У бедра вибрирует мобильный. Выуживаю его из кармана, ожидая получить сообщение от Роуэн. Оно от папы. Он прислал фото. Я хмурюсь. Не помню, когда он писал мне сообщения в последний раз. А тут снимок послал. Я провожу пальцами по экрану, разблокировав телефон.

На фотографии кухонный стол. Я не сразу понимаю, что на нем разложено. А когда понимаю, у меня останавливается сердце. Мамины принадлежности для фотосъемки. Все. Послать мне такую фотографию – точно выкопать скелет мамы и разложить его на столешнице.

Я знаю каждый лежащий на нем предмет. Покажите мне любой сделанный мамой снимок, и я скажу, с каким фотоаппаратом она работала. Ее сумки висят на спинке одного из стульев, и я буквально чувствую исходящий от них запах кожи с примесью крови, пота и слез. Вес этих фотоаппаратов и запах этих кожаных сумок прочно запечатлены в моей памяти, так как каждый раз по возвращении мамы я помогала ей их разбирать. Каждый раз, кроме последнего. Я не притрагивалась к этим сумкам со дня ее смерти. Я не притрагивалась к ним. Это ее вещи. Ее вещи.

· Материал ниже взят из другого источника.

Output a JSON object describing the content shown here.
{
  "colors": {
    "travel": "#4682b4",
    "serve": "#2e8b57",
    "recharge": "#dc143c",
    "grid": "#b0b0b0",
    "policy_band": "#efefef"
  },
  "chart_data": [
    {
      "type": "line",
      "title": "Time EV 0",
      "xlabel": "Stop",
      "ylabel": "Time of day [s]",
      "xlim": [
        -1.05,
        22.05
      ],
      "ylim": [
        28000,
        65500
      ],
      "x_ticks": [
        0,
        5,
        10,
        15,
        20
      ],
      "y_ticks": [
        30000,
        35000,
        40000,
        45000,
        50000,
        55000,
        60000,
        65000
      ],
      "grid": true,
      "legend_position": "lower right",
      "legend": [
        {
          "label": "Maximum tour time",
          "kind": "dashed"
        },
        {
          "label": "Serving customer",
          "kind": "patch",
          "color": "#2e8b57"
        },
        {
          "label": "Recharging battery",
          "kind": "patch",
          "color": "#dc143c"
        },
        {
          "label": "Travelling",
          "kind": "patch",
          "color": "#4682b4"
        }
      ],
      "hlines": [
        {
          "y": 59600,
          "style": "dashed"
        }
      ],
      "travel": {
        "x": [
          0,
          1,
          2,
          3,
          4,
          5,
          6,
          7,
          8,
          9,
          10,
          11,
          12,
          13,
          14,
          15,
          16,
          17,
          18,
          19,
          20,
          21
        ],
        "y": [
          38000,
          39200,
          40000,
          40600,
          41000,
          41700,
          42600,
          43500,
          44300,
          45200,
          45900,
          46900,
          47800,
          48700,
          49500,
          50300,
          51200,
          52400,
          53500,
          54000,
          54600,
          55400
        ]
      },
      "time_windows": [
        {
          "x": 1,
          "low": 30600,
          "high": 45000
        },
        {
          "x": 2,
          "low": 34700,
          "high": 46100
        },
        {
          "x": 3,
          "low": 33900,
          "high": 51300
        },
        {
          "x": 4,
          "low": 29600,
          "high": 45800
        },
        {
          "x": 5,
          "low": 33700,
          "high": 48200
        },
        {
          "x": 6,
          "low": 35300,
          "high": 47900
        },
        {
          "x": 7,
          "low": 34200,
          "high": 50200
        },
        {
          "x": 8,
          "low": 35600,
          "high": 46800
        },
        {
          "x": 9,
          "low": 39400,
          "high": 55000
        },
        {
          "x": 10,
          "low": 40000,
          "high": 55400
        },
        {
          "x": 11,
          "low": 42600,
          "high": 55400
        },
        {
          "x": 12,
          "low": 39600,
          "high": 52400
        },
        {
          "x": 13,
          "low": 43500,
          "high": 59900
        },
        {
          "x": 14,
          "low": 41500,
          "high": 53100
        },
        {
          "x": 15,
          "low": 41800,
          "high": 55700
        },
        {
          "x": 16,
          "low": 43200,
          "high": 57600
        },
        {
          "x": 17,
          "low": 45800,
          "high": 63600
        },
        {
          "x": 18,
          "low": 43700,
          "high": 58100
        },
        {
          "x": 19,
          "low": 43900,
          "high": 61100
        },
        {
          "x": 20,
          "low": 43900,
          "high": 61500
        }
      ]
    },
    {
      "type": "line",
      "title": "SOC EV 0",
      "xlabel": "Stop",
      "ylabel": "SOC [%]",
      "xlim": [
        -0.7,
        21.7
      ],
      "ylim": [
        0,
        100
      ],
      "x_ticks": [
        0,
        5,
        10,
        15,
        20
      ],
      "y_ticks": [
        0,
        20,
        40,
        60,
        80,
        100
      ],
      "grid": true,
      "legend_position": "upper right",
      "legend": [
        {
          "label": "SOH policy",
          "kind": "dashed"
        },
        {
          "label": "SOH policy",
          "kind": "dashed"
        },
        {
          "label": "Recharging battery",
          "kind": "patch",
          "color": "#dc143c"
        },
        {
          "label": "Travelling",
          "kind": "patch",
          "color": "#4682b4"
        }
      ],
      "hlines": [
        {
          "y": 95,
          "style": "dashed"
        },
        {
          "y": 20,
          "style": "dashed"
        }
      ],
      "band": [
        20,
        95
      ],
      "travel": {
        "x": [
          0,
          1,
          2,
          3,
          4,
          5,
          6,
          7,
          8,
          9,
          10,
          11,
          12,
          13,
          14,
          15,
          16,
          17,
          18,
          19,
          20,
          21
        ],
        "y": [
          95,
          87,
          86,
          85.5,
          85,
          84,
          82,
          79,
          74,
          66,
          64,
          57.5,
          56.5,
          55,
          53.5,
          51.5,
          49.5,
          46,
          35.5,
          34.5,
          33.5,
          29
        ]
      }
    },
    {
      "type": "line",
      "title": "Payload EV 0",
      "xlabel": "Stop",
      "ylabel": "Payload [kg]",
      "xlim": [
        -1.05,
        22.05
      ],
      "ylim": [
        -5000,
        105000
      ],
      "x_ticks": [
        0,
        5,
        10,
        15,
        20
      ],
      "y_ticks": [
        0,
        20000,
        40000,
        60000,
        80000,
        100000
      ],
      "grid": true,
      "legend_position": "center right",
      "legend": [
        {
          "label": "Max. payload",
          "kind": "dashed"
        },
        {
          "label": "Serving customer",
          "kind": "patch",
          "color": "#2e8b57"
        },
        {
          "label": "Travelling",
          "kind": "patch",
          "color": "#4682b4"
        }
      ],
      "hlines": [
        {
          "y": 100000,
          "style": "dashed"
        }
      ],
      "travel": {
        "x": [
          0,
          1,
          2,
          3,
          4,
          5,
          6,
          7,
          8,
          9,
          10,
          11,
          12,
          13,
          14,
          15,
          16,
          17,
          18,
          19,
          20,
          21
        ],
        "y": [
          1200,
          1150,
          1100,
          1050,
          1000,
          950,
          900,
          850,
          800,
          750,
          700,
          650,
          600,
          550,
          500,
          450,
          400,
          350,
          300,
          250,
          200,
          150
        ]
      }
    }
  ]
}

Мы всегда разбирали их вместе. Она рассказывала мне тайные истории из своих путешествий, а после того как папа уходил спать, мы засиживались допоздна за просмотром какой-нибудь мелодрамы. В морозилке все еще стоит нетронутая пинта мороженого, покрытая плотным слоем льда. Я купила ее для наших вечерних посиделок. Сейчас я понимаю, что больше не возьму в рот вишневое мороженое.

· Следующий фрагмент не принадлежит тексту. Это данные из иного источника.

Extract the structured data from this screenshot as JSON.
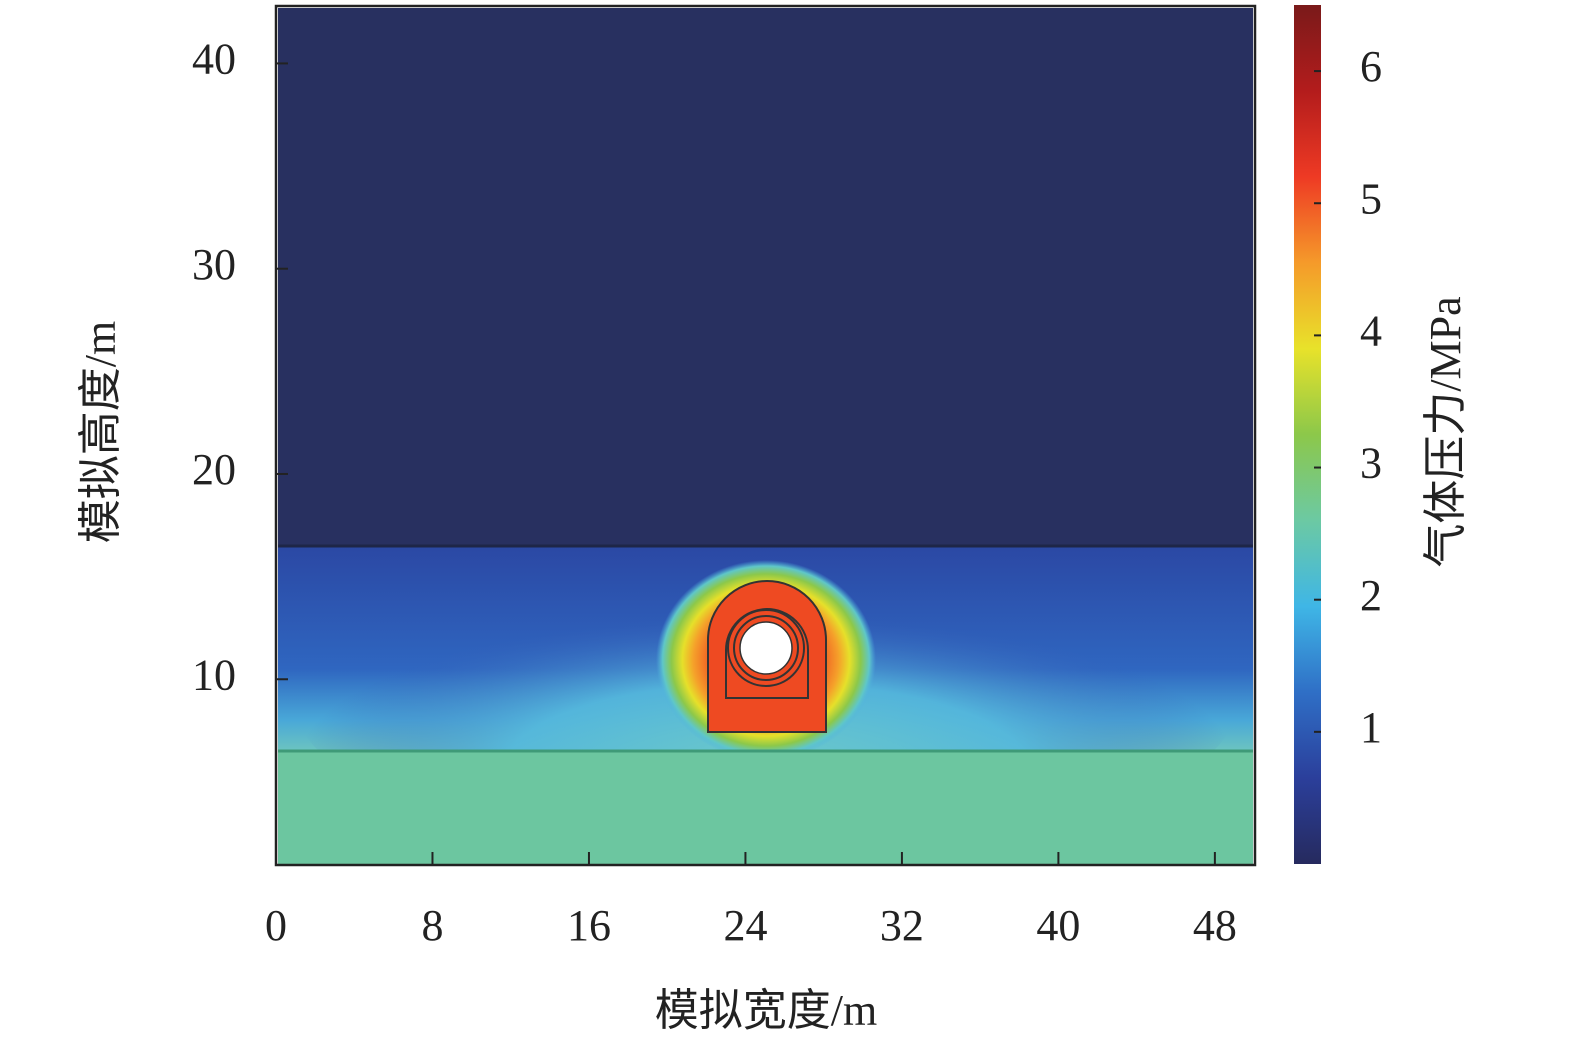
{
  "chart_data": {
    "type": "heatmap",
    "xlabel": "模拟宽度/m",
    "ylabel": "模拟高度/m",
    "xlim": [
      0,
      50
    ],
    "ylim": [
      1,
      42.7
    ],
    "xticks": [
      0,
      8,
      16,
      24,
      32,
      40,
      48
    ],
    "yticks": [
      10,
      20,
      30,
      40
    ],
    "colorbar": {
      "label": "气体压力/MPa",
      "lim": [
        0,
        6.5
      ],
      "ticks": [
        1,
        2,
        3,
        4,
        5,
        6
      ],
      "colors": [
        "#262a5e",
        "#2b3f9b",
        "#2f6fc6",
        "#3fb6e6",
        "#6cc9a3",
        "#8cc84a",
        "#e8e22a",
        "#f59a2a",
        "#ee3a24",
        "#b31c1c",
        "#7a1a1a"
      ]
    }
  }
}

Папе никогда не было дела до маминых историй. Никогда. А теперь он роется в ее вещах! У меня дрожат пальцы. Ладони вспотели, и я чуть было не уронила мобильный. Под снимком появляется текст:

«Иэн предложил забрать все это у нас. Он заедет обсудить детали. Ты хочешь, чтобы я оставил для тебя какие-то вещи?»

Что?!

Я не могу набрать номер. Кажется, у меня паническая атака. Из горла вырываются сдавленные хрипы. Каким-то образом мобильный оказывается у щеки, и я слышу в трубке голос папы.

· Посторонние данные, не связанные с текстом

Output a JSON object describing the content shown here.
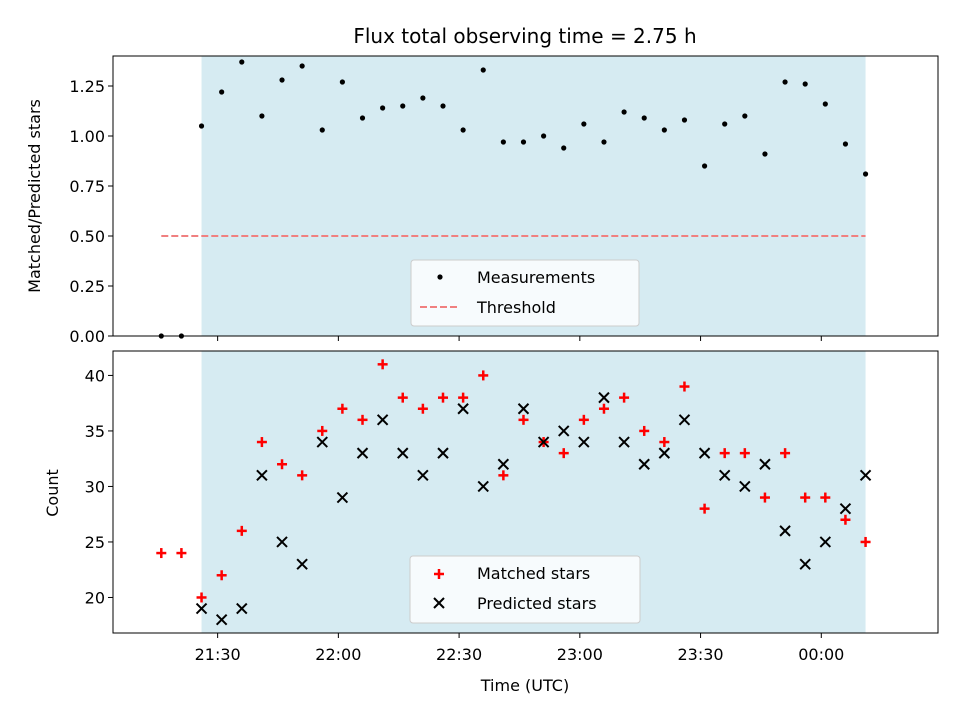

– Что ты делаешь? – спрашиваю я. Мне хочется кричать, но мой голос тонок, слаб и дрожит от сдерживаемых слез. – Прекрати! Убери все обратно!

– Джульетта? Ты…

– Как ты мог?! – Теперь я плачу. – Ты не можешь! Не можешь! Не можешь! Как ты мог?!

– Джульетта…

В его голосе слышится потрясение. Это первая эмоция, выказанная им со дня смерти мамы.

– Джульетта, пожалуйста, успокойся. Я не…

– Это ее вещи! – Колени ударяются о землю. Я прижимаюсь лбом к кованой ограде. – Не делай этого… это ее вещи…

– Джульетта! – Его голос приглушен. – Я не буду. Я не знал…

Он убивает меня. Боль раздирает меня на части. Я с трудом держу телефон. Ненавижу его. Ненавижу его за это. Ненавижуненавижуненавижуненавижуненавижу.

Успокойся, Джульетта.

Перед глазами все расплывается, кружится. Кажется, проходит целая вечность, прежде чем я осознаю, что лежу на траве. Из мобильного доносится металлическое эхо голоса папы.

Прижимаю телефон к уху. Перед глазами пляшут пятна.

– Джульетта! – кричит папа. – Джульетта, я вызываю службу спасения. Ответь мне!

– Я здесь, – выдавливаю я. Всхлипываю. – Не отдавай ее вещи. Пожалуйста.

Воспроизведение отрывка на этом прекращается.